Le tribunal administratif de Paris demande à la préfecture de police d’augmenter temporairement le nombre de guichets dédiés aux demandeurs d'asile dans la capitale.

Par France 3 PIDF / AFP

La justice demande d'améliorer l'accueil des demandeurs d'asile dans la capitale. Le tribunal administratif de Paris a enjoint mardi à la préfecture de police de porter temporairement de 81 à 100 le nombre de rendez-vous quotidiens dans les 12 guichets uniques pour demandeurs d'asile (GUDA), et ce dès le 2 décembre. La juridiction exige aussi que l'Office français de l'immigration et de l'intégration (Ofii) reprenne ses négociations avec l'Autorité de régulation des communications électroniques et des postes (Arcep), le gendarme des télécoms.
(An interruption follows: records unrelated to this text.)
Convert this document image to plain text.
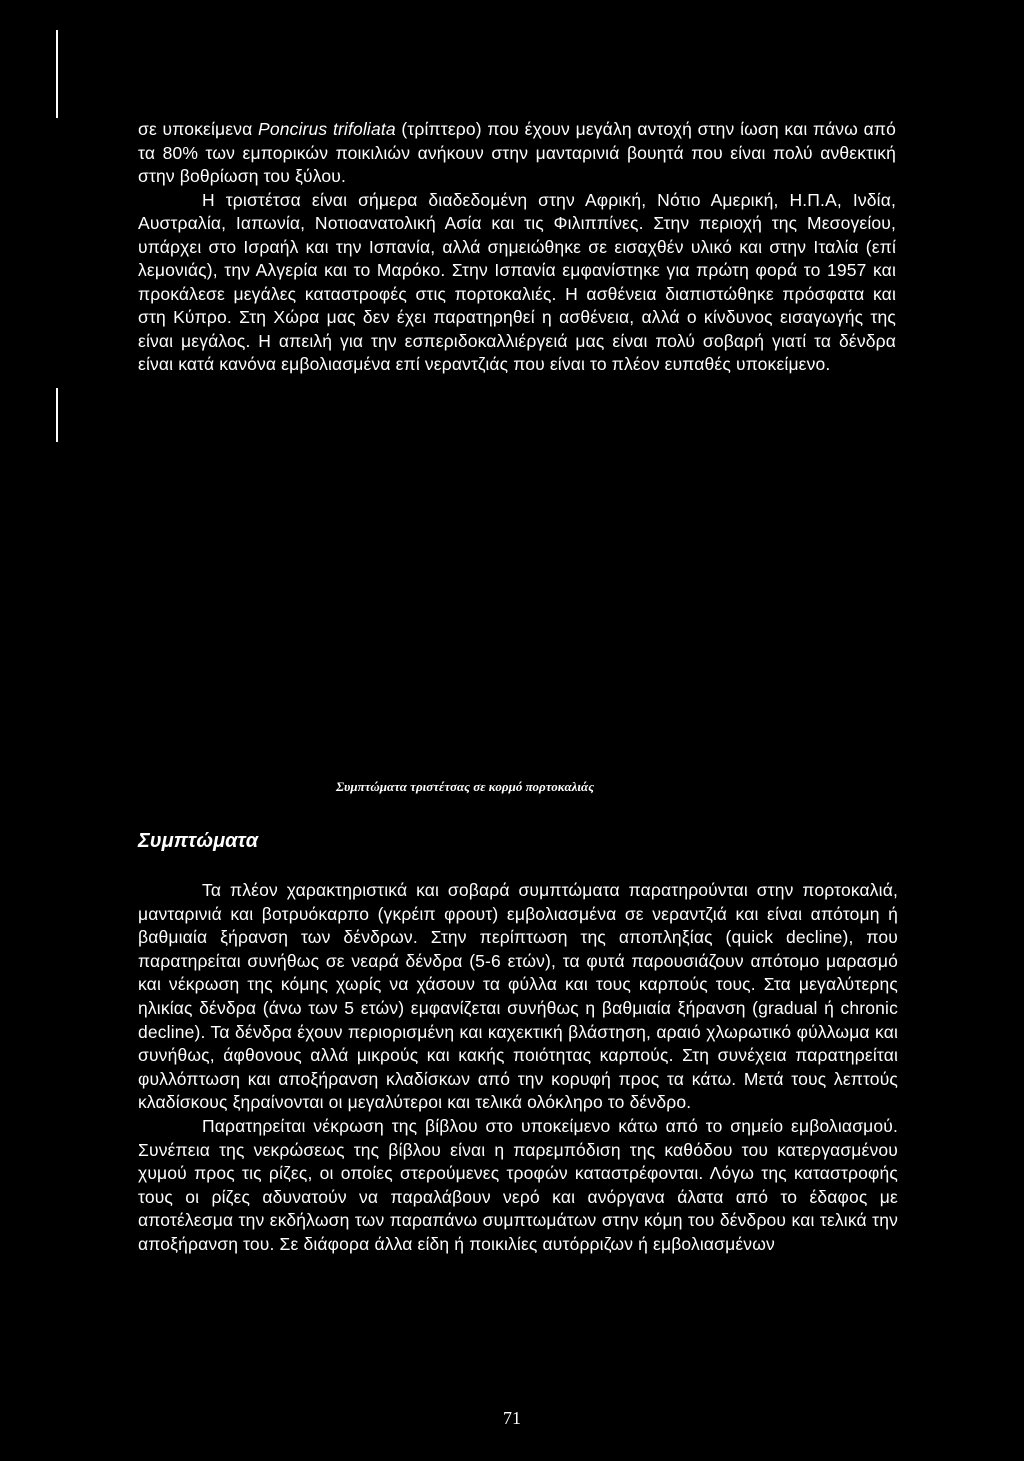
σε υποκείμενα Poncirus trifoliata (τρίπτερο) που έχουν μεγάλη αντοχή στην ίωση και πάνω από τα 80% των εμπορικών ποικιλιών ανήκουν στην μανταρινιά βουητά που είναι πολύ ανθεκτική στην βοθρίωση του ξύλου.
Η τριστέτσα είναι σήμερα διαδεδομένη στην Αφρική, Νότιο Αμερική, Η.Π.Α, Ινδία, Αυστραλία, Ιαπωνία, Νοτιοανατολική Ασία και τις Φιλιππίνες. Στην περιοχή της Μεσογείου, υπάρχει στο Ισραήλ και την Ισπανία, αλλά σημειώθηκε σε εισαχθέν υλικό και στην Ιταλία (επί λεμονιάς), την Αλγερία και το Μαρόκο. Στην Ισπανία εμφανίστηκε για πρώτη φορά το 1957 και προκάλεσε μεγάλες καταστροφές στις πορτοκαλιές. Η ασθένεια διαπιστώθηκε πρόσφατα και στη Κύπρο. Στη Χώρα μας δεν έχει παρατηρηθεί η ασθένεια, αλλά ο κίνδυνος εισαγωγής της είναι μεγάλος. Η απειλή για την εσπεριδοκαλλιέργειά μας είναι πολύ σοβαρή γιατί τα δένδρα είναι κατά κανόνα εμβολιασμένα επί νεραντζιάς που είναι το πλέον ευπαθές υποκείμενο.

Συμπτώματα τριστέτσας σε κορμό πορτοκαλιάς

Συμπτώματα

Τα πλέον χαρακτηριστικά και σοβαρά συμπτώματα παρατηρούνται στην πορτοκαλιά, μανταρινιά και βοτρυόκαρπο (γκρέιπ φρουτ) εμβολιασμένα σε νεραντζιά και είναι απότομη ή βαθμιαία ξήρανση των δένδρων. Στην περίπτωση της αποπληξίας (quick decline), που παρατηρείται συνήθως σε νεαρά δένδρα (5-6 ετών), τα φυτά παρουσιάζουν απότομο μαρασμό και νέκρωση της κόμης χωρίς να χάσουν τα φύλλα και τους καρπούς τους. Στα μεγαλύτερης ηλικίας δένδρα (άνω των 5 ετών) εμφανίζεται συνήθως η βαθμιαία ξήρανση (gradual ή chronic decline). Τα δένδρα έχουν περιορισμένη και καχεκτική βλάστηση, αραιό χλωρωτικό φύλλωμα και συνήθως, άφθονους αλλά μικρούς και κακής ποιότητας καρπούς. Στη συνέχεια παρατηρείται φυλλόπτωση και αποξήρανση κλαδίσκων από την κορυφή προς τα κάτω. Μετά τους λεπτούς κλαδίσκους ξηραίνονται οι μεγαλύτεροι και τελικά ολόκληρο το δένδρο.
Παρατηρείται νέκρωση της βίβλου στο υποκείμενο κάτω από το σημείο εμβολιασμού. Συνέπεια της νεκρώσεως της βίβλου είναι η παρεμπόδιση της καθόδου του κατεργασμένου χυμού προς τις ρίζες, οι οποίες στερούμενες τροφών καταστρέφονται. Λόγω της καταστροφής τους οι ρίζες αδυνατούν να παραλάβουν νερό και ανόργανα άλατα από το έδαφος με αποτέλεσμα την εκδήλωση των παραπάνω συμπτωμάτων στην κόμη του δένδρου και τελικά την αποξήρανση του. Σε διάφορα άλλα είδη ή ποικιλίες αυτόρριζων ή εμβολιασμένων

71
Objectif : assurer la gratuité des appels vers la plateforme téléphonique de l’Ofii, cette étape étant obligatoire en Île-de-France avant d’obtenir un premier rendez-vous préparatoire.
La décision fait suite à une saisine en urgence du tribunal de Paris par 23 demandeurs d'asile et une douzaine d'associations, qui ne parvenaient pas à contacter la plateforme téléphonique. Le tribunal administratif demande ainsi à la Préfecture de police d'enregistrer leurs demandes d'asile sous dix jours. Aujourd'hui, les GUDA de région parisienne reçoivent chaque jour 255 personnes, dont 81 dans les 12 guichets de la capitale ; soit un nombre « insuffisant » d’après le tribunal.

"Une atteinte manifestement grave et illégale au droit de demander l'asile"

Soulignant que le « nombre de demandes d'asile en région parisienne, qui représentent près de la moitié des demandes d'asile sur l'ensemble du territoire, est en croissance constante », la décision explique que « la situation actuellement constatée à Paris ne peut que se dégrader en l'absence d'une augmentation des capacités d'accueil des GUDA ». Une situation qui constitue « une atteinte manifestement grave et illégale (...) au droit de demander l'asile », d’après la justice.
Délais d'attente, appels répétés nécessaires… L'accès difficile à la plateforme téléphonique représente par ailleurs « un coût particulièrement élevé qui constitue un obstacle réel et très sérieux à l'accès au dispositif d'enregistrement des demandes d'asile et porte une atteinte grave et manifestement illégale au droit d'asile », toujours selon le tribunal. La justice demande ainsi que soit mise en place une « gratuité effective » des appels vers sa plateforme téléphonique.